To address scientific challenges, two measurement points were used, baseline and 3 months after being prescribed ET. In an RCT, additional measurement points could be added at 6 and 12 months. However, there were no differences in self-efficacy between the control and intervention groups; rather, both the control group and the intervention had high self-efficacy scores at baseline, indicating that the ceiling level was reached. Higher education implies higher self-efficacy74 (p=0.017).75 In the present study, 45% of the patients in the control group and 48% of the patients in the intervention group had university education, indicating that the GES may not be suitable as an instrument. General self-efficacy has been increased using PCC in a previous study in patients with acute coronary syndrome,72 indicating that patients with breast cancer could also benefit from PCC. This is of importance, as low self-efficacy has been identified as a predictor of terminating ET prematurely76 due to beliefs about its low influence on health or low satisfaction with involvement in healthcare.76

The study had some limitations. As the COVID-19 pandemic was ongoing, there were restrictions on the patients’ ability to have face-to-face sessions with the trial leader. However, several patients stated that they would participate only if there were no mandatory sessions at the hospital. The patients also had the possibility of having their sessions using a digital conference system. As the intervention contact nurse and the participants almost never met in person, their relationships could have been affected. However, a partnership was established between the patient and the trial leader using a PCC protocol. This might have decreased the effect of not meeting in person. In a future RCT, it will be crucial for patients to have face-to-face relationships with the intervention contact nurse with whom they will build partnerships. This study did not identify when the intervention should stop, as it was decided before the intervention that it should last for 12 weeks. It might have been important for the patients in the intervention to have given this important information. However, seven of the 21 patients did not use the full 12-week intervention, which implies that a 12-week support programme is suitable.
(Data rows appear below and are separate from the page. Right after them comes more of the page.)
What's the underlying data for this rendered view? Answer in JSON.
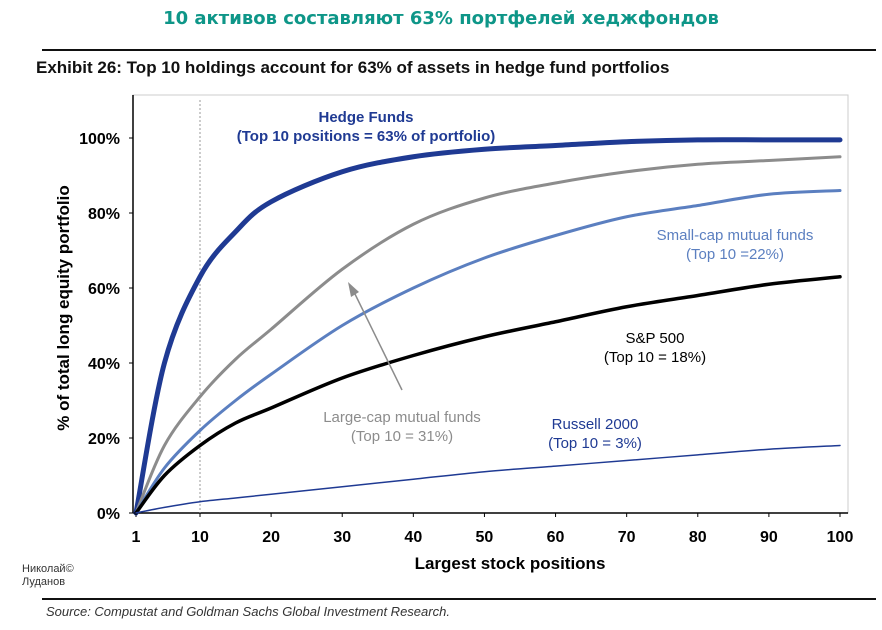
{
  "header": {
    "ru_title": "10 активов составляют 63% портфелей хеджфондов",
    "exhibit": "Exhibit 26: Top 10 holdings account for 63% of assets in hedge fund portfolios"
  },
  "footer": {
    "source": "Source: Compustat and Goldman Sachs Global Investment Research.",
    "author_line1": "Николай©",
    "author_line2": "Луданов"
  },
  "chart_data": {
    "type": "line",
    "title": "Top 10 holdings account for 63% of assets in hedge fund portfolios",
    "xlabel": "Largest stock positions",
    "ylabel": "% of total long equity portfolio",
    "xlim": [
      1,
      100
    ],
    "ylim": [
      0,
      100
    ],
    "xticks": [
      "1",
      "10",
      "20",
      "30",
      "40",
      "50",
      "60",
      "70",
      "80",
      "90",
      "100"
    ],
    "yticks": [
      "0%",
      "20%",
      "40%",
      "60%",
      "80%",
      "100%"
    ],
    "x": [
      1,
      5,
      10,
      15,
      20,
      30,
      40,
      50,
      60,
      70,
      80,
      90,
      100
    ],
    "series": [
      {
        "name": "Hedge Funds",
        "color": "#1f3a93",
        "values": [
          0,
          40,
          63,
          75,
          83,
          91,
          95,
          97,
          98,
          99,
          99.5,
          99.5,
          99.5
        ],
        "label": [
          "Hedge Funds",
          "(Top 10 positions = 63% of portfolio)"
        ]
      },
      {
        "name": "Large-cap mutual funds",
        "color": "#8c8c8c",
        "values": [
          0,
          18,
          31,
          41,
          49,
          65,
          77,
          84,
          88,
          91,
          93,
          94,
          95
        ],
        "label": [
          "Large-cap mutual funds",
          "(Top 10 = 31%)"
        ]
      },
      {
        "name": "Small-cap mutual funds",
        "color": "#5b7fc0",
        "values": [
          0,
          12,
          22,
          30,
          37,
          50,
          60,
          68,
          74,
          79,
          82,
          85,
          86
        ],
        "label": [
          "Small-cap mutual funds",
          "(Top 10 =22%)"
        ]
      },
      {
        "name": "S&P 500",
        "color": "#000000",
        "values": [
          0,
          10,
          18,
          24,
          28,
          36,
          42,
          47,
          51,
          55,
          58,
          61,
          63
        ],
        "label": [
          "S&P 500",
          "(Top 10 = 18%)"
        ]
      },
      {
        "name": "Russell 2000",
        "color": "#1f3a93",
        "values": [
          0,
          1.5,
          3,
          4,
          5,
          7,
          9,
          11,
          12.5,
          14,
          15.5,
          17,
          18
        ],
        "label": [
          "Russell 2000",
          "(Top 10 = 3%)"
        ]
      }
    ],
    "reference_line_x": 10,
    "grid": false
  }
}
No patient actively asked for longer follow-up. All patients were allocated a contact nurse whom they could contact after the intervention if further questions were answered.

Conclusion

This intervention seems to be feasible regarding its process and resources and acceptable among patients, as 95% completed the 12-week support programme and 86% responded to the 3-month questionnaire. A telephone follow-up intervention seems to be the preferable way to administer the intervention. However, for self-efficacy and symptoms, there were no differences in effect size between the control and intervention groups, indicating that the intervention was less feasible regarding scientific challenges.